Segundo Sieiro (2013), a linguagem não é algo imaterial posto que, ao direcionar sua fala ao Outro, a fala carrega as imagens corporais do sujeito. Há uma rede de significantes interconectados que aparecem em cadeia e determinarão o modo de estar no mundo quando o sujeito é apresentado à linguagem por meio do outro. Acrescenta que “o sujeito surge na falta entre os significantes para dizer dele, ou seja, nos intervalos e na descontinuidade da cadeia: um sujeito de alíngua (p. 23)”.

Para inferir que o inconsciente assume a estrutura de uma linguagem faz-se necessário a exteriorização deste inconsciente e a via privilegiada por Lacan é a linguagem falada, ou seja, a língua e em especial, a língua materna.
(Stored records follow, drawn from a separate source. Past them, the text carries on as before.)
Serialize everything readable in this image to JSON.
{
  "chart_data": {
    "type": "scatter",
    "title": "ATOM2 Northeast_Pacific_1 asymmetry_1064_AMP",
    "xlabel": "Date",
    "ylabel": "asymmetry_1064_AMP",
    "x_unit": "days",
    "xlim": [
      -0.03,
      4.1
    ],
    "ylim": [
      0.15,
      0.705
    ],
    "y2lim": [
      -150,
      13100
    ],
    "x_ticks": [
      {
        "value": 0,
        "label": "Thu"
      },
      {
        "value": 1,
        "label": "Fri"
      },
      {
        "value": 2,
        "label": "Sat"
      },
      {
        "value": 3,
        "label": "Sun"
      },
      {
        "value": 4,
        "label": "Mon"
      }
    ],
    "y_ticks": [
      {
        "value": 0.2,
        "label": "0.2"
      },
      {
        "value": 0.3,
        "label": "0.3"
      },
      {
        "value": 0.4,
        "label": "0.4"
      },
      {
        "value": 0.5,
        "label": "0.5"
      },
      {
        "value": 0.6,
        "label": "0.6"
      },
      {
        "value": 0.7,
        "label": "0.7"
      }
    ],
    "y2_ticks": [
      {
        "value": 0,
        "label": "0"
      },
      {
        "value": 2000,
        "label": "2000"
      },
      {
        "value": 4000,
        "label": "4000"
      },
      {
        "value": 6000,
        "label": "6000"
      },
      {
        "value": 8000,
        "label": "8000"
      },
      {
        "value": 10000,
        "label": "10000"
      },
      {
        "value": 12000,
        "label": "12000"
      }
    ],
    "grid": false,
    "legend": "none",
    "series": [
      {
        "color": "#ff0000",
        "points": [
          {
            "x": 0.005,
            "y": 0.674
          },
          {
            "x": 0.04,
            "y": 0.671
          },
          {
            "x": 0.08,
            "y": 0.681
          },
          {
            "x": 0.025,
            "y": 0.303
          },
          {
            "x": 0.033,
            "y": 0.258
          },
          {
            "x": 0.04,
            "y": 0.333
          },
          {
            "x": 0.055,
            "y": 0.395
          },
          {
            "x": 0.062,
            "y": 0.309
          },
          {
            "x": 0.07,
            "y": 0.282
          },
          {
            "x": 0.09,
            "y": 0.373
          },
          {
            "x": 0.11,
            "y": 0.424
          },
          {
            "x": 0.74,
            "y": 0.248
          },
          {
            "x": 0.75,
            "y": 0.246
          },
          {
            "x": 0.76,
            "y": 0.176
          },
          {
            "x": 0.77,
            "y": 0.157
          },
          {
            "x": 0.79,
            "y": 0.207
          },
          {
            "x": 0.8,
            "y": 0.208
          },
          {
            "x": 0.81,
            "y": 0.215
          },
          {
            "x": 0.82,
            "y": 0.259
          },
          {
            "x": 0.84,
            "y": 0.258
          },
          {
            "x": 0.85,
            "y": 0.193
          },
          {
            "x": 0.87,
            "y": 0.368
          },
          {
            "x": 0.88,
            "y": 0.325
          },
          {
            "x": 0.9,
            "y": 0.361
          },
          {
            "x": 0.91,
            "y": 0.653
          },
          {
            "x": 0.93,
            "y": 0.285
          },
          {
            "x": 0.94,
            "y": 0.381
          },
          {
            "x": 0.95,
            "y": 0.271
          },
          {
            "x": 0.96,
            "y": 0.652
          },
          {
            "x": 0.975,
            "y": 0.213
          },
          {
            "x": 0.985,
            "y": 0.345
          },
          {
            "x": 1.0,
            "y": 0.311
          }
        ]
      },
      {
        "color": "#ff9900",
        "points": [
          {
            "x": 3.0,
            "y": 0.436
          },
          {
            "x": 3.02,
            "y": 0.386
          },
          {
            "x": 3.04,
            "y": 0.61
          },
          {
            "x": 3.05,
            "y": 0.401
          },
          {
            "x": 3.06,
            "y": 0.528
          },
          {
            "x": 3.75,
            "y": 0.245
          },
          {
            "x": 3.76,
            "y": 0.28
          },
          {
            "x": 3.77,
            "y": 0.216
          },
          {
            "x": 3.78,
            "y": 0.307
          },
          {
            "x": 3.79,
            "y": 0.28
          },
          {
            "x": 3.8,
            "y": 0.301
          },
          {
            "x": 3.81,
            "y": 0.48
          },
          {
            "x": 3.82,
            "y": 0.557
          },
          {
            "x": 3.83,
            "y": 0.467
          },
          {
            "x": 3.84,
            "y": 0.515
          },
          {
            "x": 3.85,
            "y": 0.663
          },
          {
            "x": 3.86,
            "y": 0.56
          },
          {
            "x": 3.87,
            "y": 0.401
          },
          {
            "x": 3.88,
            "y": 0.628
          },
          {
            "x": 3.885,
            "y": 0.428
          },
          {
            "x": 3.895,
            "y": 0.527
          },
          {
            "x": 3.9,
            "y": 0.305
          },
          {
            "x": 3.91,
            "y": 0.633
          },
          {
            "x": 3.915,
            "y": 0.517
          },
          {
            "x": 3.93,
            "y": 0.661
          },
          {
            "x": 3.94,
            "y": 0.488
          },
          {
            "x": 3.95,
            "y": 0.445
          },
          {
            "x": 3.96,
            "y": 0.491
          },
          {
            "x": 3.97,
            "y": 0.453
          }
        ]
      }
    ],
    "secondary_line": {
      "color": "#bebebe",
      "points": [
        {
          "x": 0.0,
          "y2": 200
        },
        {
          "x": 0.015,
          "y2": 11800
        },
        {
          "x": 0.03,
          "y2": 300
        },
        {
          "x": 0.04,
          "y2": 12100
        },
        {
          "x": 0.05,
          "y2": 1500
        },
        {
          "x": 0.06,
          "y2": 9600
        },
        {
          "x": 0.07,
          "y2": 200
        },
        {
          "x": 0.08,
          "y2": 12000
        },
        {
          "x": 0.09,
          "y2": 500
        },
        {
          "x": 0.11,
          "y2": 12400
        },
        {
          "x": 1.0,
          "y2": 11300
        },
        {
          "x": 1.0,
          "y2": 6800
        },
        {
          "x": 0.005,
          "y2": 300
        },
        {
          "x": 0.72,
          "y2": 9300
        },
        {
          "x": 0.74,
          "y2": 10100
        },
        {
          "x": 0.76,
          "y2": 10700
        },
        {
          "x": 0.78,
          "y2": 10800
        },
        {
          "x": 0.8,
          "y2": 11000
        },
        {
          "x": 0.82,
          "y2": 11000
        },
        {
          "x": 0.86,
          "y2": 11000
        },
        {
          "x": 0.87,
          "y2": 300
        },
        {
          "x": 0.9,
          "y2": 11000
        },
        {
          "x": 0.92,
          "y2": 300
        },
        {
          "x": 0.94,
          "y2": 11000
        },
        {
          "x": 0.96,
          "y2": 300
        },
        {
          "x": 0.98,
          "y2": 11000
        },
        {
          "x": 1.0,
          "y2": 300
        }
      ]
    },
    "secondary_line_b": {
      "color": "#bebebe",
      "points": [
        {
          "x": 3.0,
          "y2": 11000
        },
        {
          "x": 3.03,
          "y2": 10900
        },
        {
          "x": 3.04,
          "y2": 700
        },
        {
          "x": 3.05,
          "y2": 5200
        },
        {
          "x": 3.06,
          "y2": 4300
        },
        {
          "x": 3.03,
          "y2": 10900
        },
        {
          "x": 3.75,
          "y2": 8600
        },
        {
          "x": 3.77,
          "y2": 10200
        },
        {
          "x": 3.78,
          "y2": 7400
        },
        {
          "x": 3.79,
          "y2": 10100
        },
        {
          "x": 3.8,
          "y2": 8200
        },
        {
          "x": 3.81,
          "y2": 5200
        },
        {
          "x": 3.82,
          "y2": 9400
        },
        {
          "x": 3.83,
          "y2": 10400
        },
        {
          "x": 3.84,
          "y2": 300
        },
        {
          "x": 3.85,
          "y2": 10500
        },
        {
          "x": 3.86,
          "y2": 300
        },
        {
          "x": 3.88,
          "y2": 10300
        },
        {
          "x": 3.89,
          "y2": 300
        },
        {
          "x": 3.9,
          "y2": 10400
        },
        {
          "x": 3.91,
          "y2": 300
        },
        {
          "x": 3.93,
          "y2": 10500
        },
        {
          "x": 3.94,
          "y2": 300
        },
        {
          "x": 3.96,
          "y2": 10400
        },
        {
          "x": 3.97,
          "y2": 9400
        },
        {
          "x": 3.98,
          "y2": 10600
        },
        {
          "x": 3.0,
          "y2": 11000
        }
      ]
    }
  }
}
Essa língua materna é definida como única e singular em cada sujeito, exprime seu caráter de gozo e, mais precisamente, sua ligação com o corpo carregado de sentido (Nasio, 1993). A voz humana, concebida como veículo da língua, foi considerada por Lacan um poderoso poder de sedução e o neologismo alíngua liga o desejo à língua, sendo definido como o saber que escapa ao controle (Roudinesco, 2011).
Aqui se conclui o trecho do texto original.